La Asamblea Constituyente comenzará sus sesiones el 6 de agosto en un acto que se realizará en la capital de la República, Sucre, y a la que fueron invitados los mandatarios Luiz Inácio Lula Da Silva, de Brasil, Michelle Bachelet, de Chile, y Kirchner, entre otros.

"Como sucedió con el gas natural, se debe recuperar todos los recursos naturales para beneficio de la población y romper con los centros imperiales que nos condenaron a ser proveedores de materia prima", dijo Quintana.

El 1 de mayo, Morales dispuso por decreto la nacionalización de la explotación, industrialización y distribución de hidrocarburos —que habían quedado en manos de corporaciones extranjeras desde mediados de los años 90—, obligando a esas empresas a renegociar sus contratos con el Estado bajo nuevas reglas.

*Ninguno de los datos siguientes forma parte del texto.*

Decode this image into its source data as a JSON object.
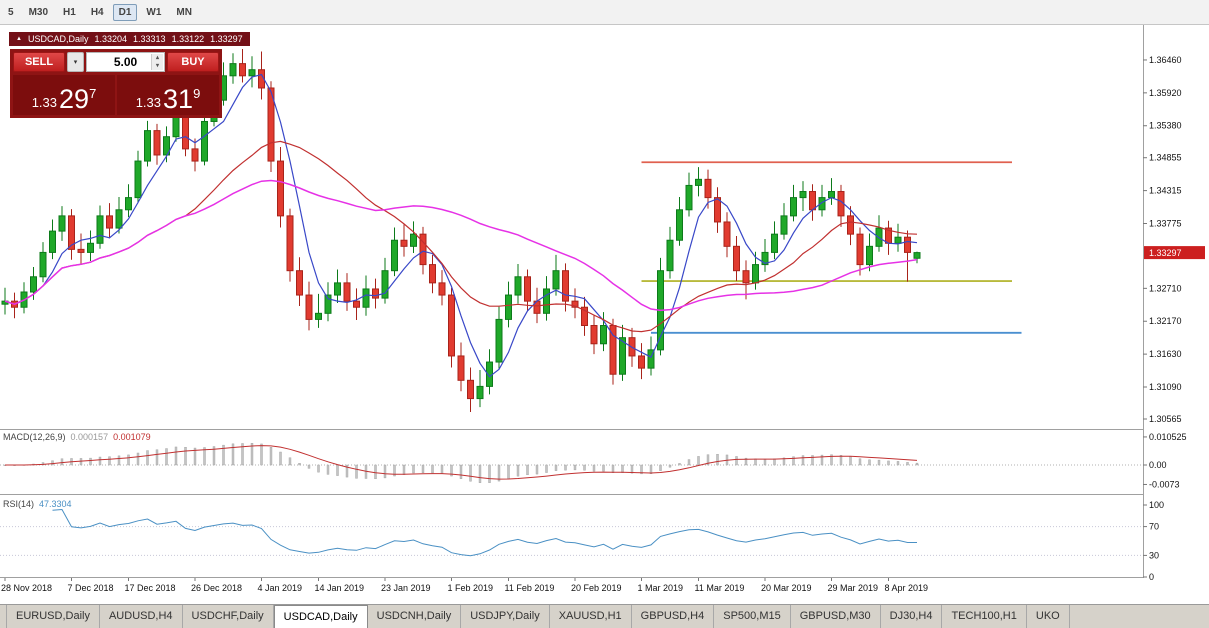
{
  "toolbar": {
    "timeframes": [
      {
        "label": "5",
        "active": false
      },
      {
        "label": "M30",
        "active": false
      },
      {
        "label": "H1",
        "active": false
      },
      {
        "label": "H4",
        "active": false
      },
      {
        "label": "D1",
        "active": true
      },
      {
        "label": "W1",
        "active": false
      },
      {
        "label": "MN",
        "active": false
      }
    ]
  },
  "icons": {
    "collapse_icon": "▲",
    "dropdown_arrow_icon": "▾",
    "spin_up_icon": "▴",
    "spin_down_icon": "▾"
  },
  "chart_header": {
    "symbol_title": "USDCAD,Daily",
    "open": "1.33204",
    "high": "1.33313",
    "low": "1.33122",
    "close": "1.33297"
  },
  "trade_panel": {
    "sell_label": "SELL",
    "buy_label": "BUY",
    "volume": "5.00",
    "sell_price": {
      "prefix": "1.33",
      "big": "29",
      "sup": "7"
    },
    "buy_price": {
      "prefix": "1.33",
      "big": "31",
      "sup": "9"
    }
  },
  "price_axis": {
    "labels": [
      "1.36460",
      "1.35920",
      "1.35380",
      "1.34855",
      "1.34315",
      "1.33775",
      "1.32710",
      "1.32170",
      "1.31630",
      "1.31090",
      "1.30565"
    ],
    "current_price": "1.33297",
    "current_price_color": "#cc1f1f"
  },
  "macd_panel": {
    "label": "MACD(12,26,9)",
    "value_main": "0.000157",
    "value_signal": "0.001079",
    "scale_labels": [
      "0.010525",
      "0.00",
      "-0.0073"
    ]
  },
  "rsi_panel": {
    "label": "RSI(14)",
    "value": "47.3304",
    "scale_labels": [
      "100",
      "70",
      "30",
      "0"
    ]
  },
  "bottom_tabs": [
    {
      "label": "EURUSD,Daily",
      "active": false
    },
    {
      "label": "AUDUSD,H4",
      "active": false
    },
    {
      "label": "USDCHF,Daily",
      "active": false
    },
    {
      "label": "USDCAD,Daily",
      "active": true
    },
    {
      "label": "USDCNH,Daily",
      "active": false
    },
    {
      "label": "USDJPY,Daily",
      "active": false
    },
    {
      "label": "XAUUSD,H1",
      "active": false
    },
    {
      "label": "GBPUSD,H4",
      "active": false
    },
    {
      "label": "SP500,M15",
      "active": false
    },
    {
      "label": "GBPUSD,M30",
      "active": false
    },
    {
      "label": "DJ30,H4",
      "active": false
    },
    {
      "label": "TECH100,H1",
      "active": false
    },
    {
      "label": "UKO",
      "active": false
    }
  ],
  "chart_data": {
    "type": "candlestick",
    "symbol": "USDCAD",
    "timeframe": "Daily",
    "ohlc_current": {
      "open": 1.33204,
      "high": 1.33313,
      "low": 1.33122,
      "close": 1.33297
    },
    "y_axis": {
      "min": 1.30417,
      "max": 1.36755
    },
    "x_labels": [
      {
        "text": "28 Nov 2018",
        "index": 0
      },
      {
        "text": "7 Dec 2018",
        "index": 7
      },
      {
        "text": "17 Dec 2018",
        "index": 13
      },
      {
        "text": "26 Dec 2018",
        "index": 20
      },
      {
        "text": "4 Jan 2019",
        "index": 27
      },
      {
        "text": "14 Jan 2019",
        "index": 33
      },
      {
        "text": "23 Jan 2019",
        "index": 40
      },
      {
        "text": "1 Feb 2019",
        "index": 47
      },
      {
        "text": "11 Feb 2019",
        "index": 53
      },
      {
        "text": "20 Feb 2019",
        "index": 60
      },
      {
        "text": "1 Mar 2019",
        "index": 67
      },
      {
        "text": "11 Mar 2019",
        "index": 73
      },
      {
        "text": "20 Mar 2019",
        "index": 80
      },
      {
        "text": "29 Mar 2019",
        "index": 87
      },
      {
        "text": "8 Apr 2019",
        "index": 93
      }
    ],
    "candles": [
      [
        1.3245,
        1.3272,
        1.3228,
        1.325
      ],
      [
        1.325,
        1.3264,
        1.3222,
        1.324
      ],
      [
        1.324,
        1.3281,
        1.323,
        1.3265
      ],
      [
        1.3265,
        1.3306,
        1.3252,
        1.329
      ],
      [
        1.329,
        1.3347,
        1.3281,
        1.333
      ],
      [
        1.333,
        1.3384,
        1.3319,
        1.3365
      ],
      [
        1.3365,
        1.3406,
        1.3349,
        1.339
      ],
      [
        1.339,
        1.3401,
        1.3318,
        1.3335
      ],
      [
        1.3335,
        1.3361,
        1.3311,
        1.333
      ],
      [
        1.333,
        1.3366,
        1.3316,
        1.3345
      ],
      [
        1.3345,
        1.3407,
        1.3336,
        1.339
      ],
      [
        1.339,
        1.3411,
        1.3353,
        1.337
      ],
      [
        1.337,
        1.3421,
        1.3361,
        1.34
      ],
      [
        1.34,
        1.3442,
        1.3388,
        1.342
      ],
      [
        1.342,
        1.3497,
        1.3411,
        1.348
      ],
      [
        1.348,
        1.3546,
        1.3471,
        1.353
      ],
      [
        1.353,
        1.3541,
        1.3474,
        1.349
      ],
      [
        1.349,
        1.3537,
        1.3478,
        1.352
      ],
      [
        1.352,
        1.3577,
        1.3512,
        1.356
      ],
      [
        1.356,
        1.3571,
        1.3488,
        1.35
      ],
      [
        1.35,
        1.3517,
        1.3463,
        1.348
      ],
      [
        1.348,
        1.3561,
        1.3473,
        1.3545
      ],
      [
        1.3545,
        1.3602,
        1.3537,
        1.358
      ],
      [
        1.358,
        1.3642,
        1.3571,
        1.362
      ],
      [
        1.362,
        1.3657,
        1.3607,
        1.364
      ],
      [
        1.364,
        1.3664,
        1.3609,
        1.362
      ],
      [
        1.362,
        1.3652,
        1.3601,
        1.363
      ],
      [
        1.363,
        1.366,
        1.3581,
        1.36
      ],
      [
        1.36,
        1.3611,
        1.3462,
        1.348
      ],
      [
        1.348,
        1.3503,
        1.3371,
        1.339
      ],
      [
        1.339,
        1.3402,
        1.3282,
        1.33
      ],
      [
        1.33,
        1.3322,
        1.3242,
        1.326
      ],
      [
        1.326,
        1.3282,
        1.3202,
        1.322
      ],
      [
        1.322,
        1.3262,
        1.3206,
        1.323
      ],
      [
        1.323,
        1.3281,
        1.3217,
        1.326
      ],
      [
        1.326,
        1.3302,
        1.3247,
        1.328
      ],
      [
        1.328,
        1.3296,
        1.3234,
        1.325
      ],
      [
        1.325,
        1.3271,
        1.3219,
        1.324
      ],
      [
        1.324,
        1.3292,
        1.3226,
        1.327
      ],
      [
        1.327,
        1.3287,
        1.3238,
        1.3255
      ],
      [
        1.3255,
        1.3321,
        1.3246,
        1.33
      ],
      [
        1.33,
        1.3371,
        1.3291,
        1.335
      ],
      [
        1.335,
        1.3376,
        1.3323,
        1.334
      ],
      [
        1.334,
        1.3381,
        1.3329,
        1.336
      ],
      [
        1.336,
        1.3372,
        1.3294,
        1.331
      ],
      [
        1.331,
        1.3326,
        1.3263,
        1.328
      ],
      [
        1.328,
        1.3301,
        1.3243,
        1.326
      ],
      [
        1.326,
        1.3272,
        1.3141,
        1.316
      ],
      [
        1.316,
        1.3182,
        1.3102,
        1.312
      ],
      [
        1.312,
        1.3141,
        1.3068,
        1.309
      ],
      [
        1.309,
        1.3137,
        1.3076,
        1.311
      ],
      [
        1.311,
        1.3171,
        1.3097,
        1.315
      ],
      [
        1.315,
        1.3241,
        1.3139,
        1.322
      ],
      [
        1.322,
        1.3282,
        1.3207,
        1.326
      ],
      [
        1.326,
        1.3311,
        1.3246,
        1.329
      ],
      [
        1.329,
        1.3302,
        1.3233,
        1.325
      ],
      [
        1.325,
        1.3272,
        1.3214,
        1.323
      ],
      [
        1.323,
        1.3291,
        1.3218,
        1.327
      ],
      [
        1.327,
        1.3326,
        1.3259,
        1.33
      ],
      [
        1.33,
        1.3312,
        1.3233,
        1.325
      ],
      [
        1.325,
        1.3271,
        1.3222,
        1.324
      ],
      [
        1.324,
        1.3257,
        1.3193,
        1.321
      ],
      [
        1.321,
        1.3227,
        1.3163,
        1.318
      ],
      [
        1.318,
        1.3232,
        1.3168,
        1.321
      ],
      [
        1.321,
        1.3221,
        1.3113,
        1.313
      ],
      [
        1.313,
        1.3211,
        1.3119,
        1.319
      ],
      [
        1.319,
        1.3206,
        1.3142,
        1.316
      ],
      [
        1.316,
        1.3181,
        1.3122,
        1.314
      ],
      [
        1.314,
        1.3192,
        1.3128,
        1.317
      ],
      [
        1.317,
        1.3321,
        1.3161,
        1.33
      ],
      [
        1.33,
        1.3372,
        1.3287,
        1.335
      ],
      [
        1.335,
        1.3421,
        1.3341,
        1.34
      ],
      [
        1.34,
        1.3461,
        1.3389,
        1.344
      ],
      [
        1.344,
        1.347,
        1.3422,
        1.345
      ],
      [
        1.345,
        1.3466,
        1.3402,
        1.342
      ],
      [
        1.342,
        1.3437,
        1.3362,
        1.338
      ],
      [
        1.338,
        1.3396,
        1.3322,
        1.334
      ],
      [
        1.334,
        1.3357,
        1.3283,
        1.33
      ],
      [
        1.33,
        1.3317,
        1.3253,
        1.328
      ],
      [
        1.328,
        1.3331,
        1.3269,
        1.331
      ],
      [
        1.331,
        1.3352,
        1.3298,
        1.333
      ],
      [
        1.333,
        1.3381,
        1.3319,
        1.336
      ],
      [
        1.336,
        1.3411,
        1.3351,
        1.339
      ],
      [
        1.339,
        1.3441,
        1.3381,
        1.342
      ],
      [
        1.342,
        1.3447,
        1.3398,
        1.343
      ],
      [
        1.343,
        1.3442,
        1.3382,
        1.34
      ],
      [
        1.34,
        1.3441,
        1.3389,
        1.342
      ],
      [
        1.342,
        1.3452,
        1.3408,
        1.343
      ],
      [
        1.343,
        1.3441,
        1.3372,
        1.339
      ],
      [
        1.339,
        1.3406,
        1.3342,
        1.336
      ],
      [
        1.336,
        1.3371,
        1.3292,
        1.331
      ],
      [
        1.331,
        1.3361,
        1.3299,
        1.334
      ],
      [
        1.334,
        1.3391,
        1.3331,
        1.337
      ],
      [
        1.337,
        1.3382,
        1.3326,
        1.3345
      ],
      [
        1.3345,
        1.3377,
        1.3331,
        1.3355
      ],
      [
        1.3355,
        1.3366,
        1.3282,
        1.333
      ],
      [
        1.33204,
        1.33313,
        1.33122,
        1.33297
      ]
    ],
    "moving_averages": [
      {
        "period": 5,
        "color": "#3948c8"
      },
      {
        "period": 20,
        "color": "#c13030"
      },
      {
        "period": 40,
        "color": "#e632e6"
      }
    ],
    "hlines": [
      {
        "price": 1.3478,
        "color": "#e0604f",
        "from_index": 67,
        "to_index": 106
      },
      {
        "price": 1.3283,
        "color": "#b8ba3c",
        "from_index": 67,
        "to_index": 106
      },
      {
        "price": 1.3198,
        "color": "#4a8fd0",
        "from_index": 68,
        "to_index": 107
      }
    ],
    "macd": {
      "fast": 12,
      "slow": 26,
      "signal": 9,
      "value_main": 0.000157,
      "value_signal": 0.001079,
      "scale": [
        0.010525,
        0,
        -0.0073
      ]
    },
    "rsi": {
      "period": 14,
      "value": 47.3304,
      "levels": [
        70,
        30
      ],
      "scale": [
        100,
        70,
        30,
        0
      ]
    }
  }
}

El historiador y profesor de la estatal Universidad Mayor de San Andrés (UMSA), Alexis Pérez, dijo a IPS que lo rescatable del primer semestre de gobierno es la mejora de la posición negociadora de Bolivia frente a las empresas transnacionales de petróleo.

El negocio petrolero tiene un potencial de ingresos de 200.000 millones de dólares en los próximos 20 años. La finalidad de la nacionalización es obtener un ingreso anual fiscal de por lo menos 600 millones de dólares y refundar a la petrolera estatal Yacimientos Petrolíferos Fiscales Bolivianos (YPFB) para recuperar sus tareas de exploradora, productora y comercializadora de carburantes.

"Un problema pendiente de solución es la corrupción", opinó Pérez, poco convencido de la necesidad de convocar a la Asamblea Constituyente, que tendrá un costo de funcionamiento de ocho millones de dólares durante un año, con el único fin de satisfacer a un grupo de personas que se beneficiarán del encuentro, dijo.

"La 'andinomanía' excluyente y una ausencia de respuestas de carácter nacional" conforman el lado malo de los primeros meses de gestión gubernamental, sostuvo Pérez en relación al discurso de los funcionarios con énfasis en tradiciones y costumbres propias de las culturas aymara y quechua de la región occidental, muy resistidas en la zona oriental.

Hay debilidades en el programa económico por la falta de propuestas para la industria y el sector rural, y esos desaciertos obedecen a la presencia de antropólogos, etnólogos y lingüistas en el equipo que conduce las políticas macroeconómicas, en lugar de especialistas en el área, estimó.

Las señales políticas abundaron, pero aún no representan una acción gubernamental, dijo a IPS el sociólogo e investigador Joaquín Saravia. La reducción de salarios de jerarcas, la lucha anticorrupción, el anuncio de distribución de tierras y la nacionalización de hidrocarburos responden a demandas ciudadanas que se reflejaban en las encuestas, señaló.

Cuando las decisiones políticas ingresen a una fase de "sedimentación", podrá observarse si aquellas señales tienen posibilidades de responder a las expectativas de largo plazo, opinó.

También se advierte un alto grado de comprensión de la gente frente a algunas decisiones que representan la "exaltación de emociones y pasiones" y que llevan a incurrir en contradicciones, debido a una forma de razonamiento de "mito y utopía que desplaza a la ideología", dijo Saravia en referencia al discurso indigenista.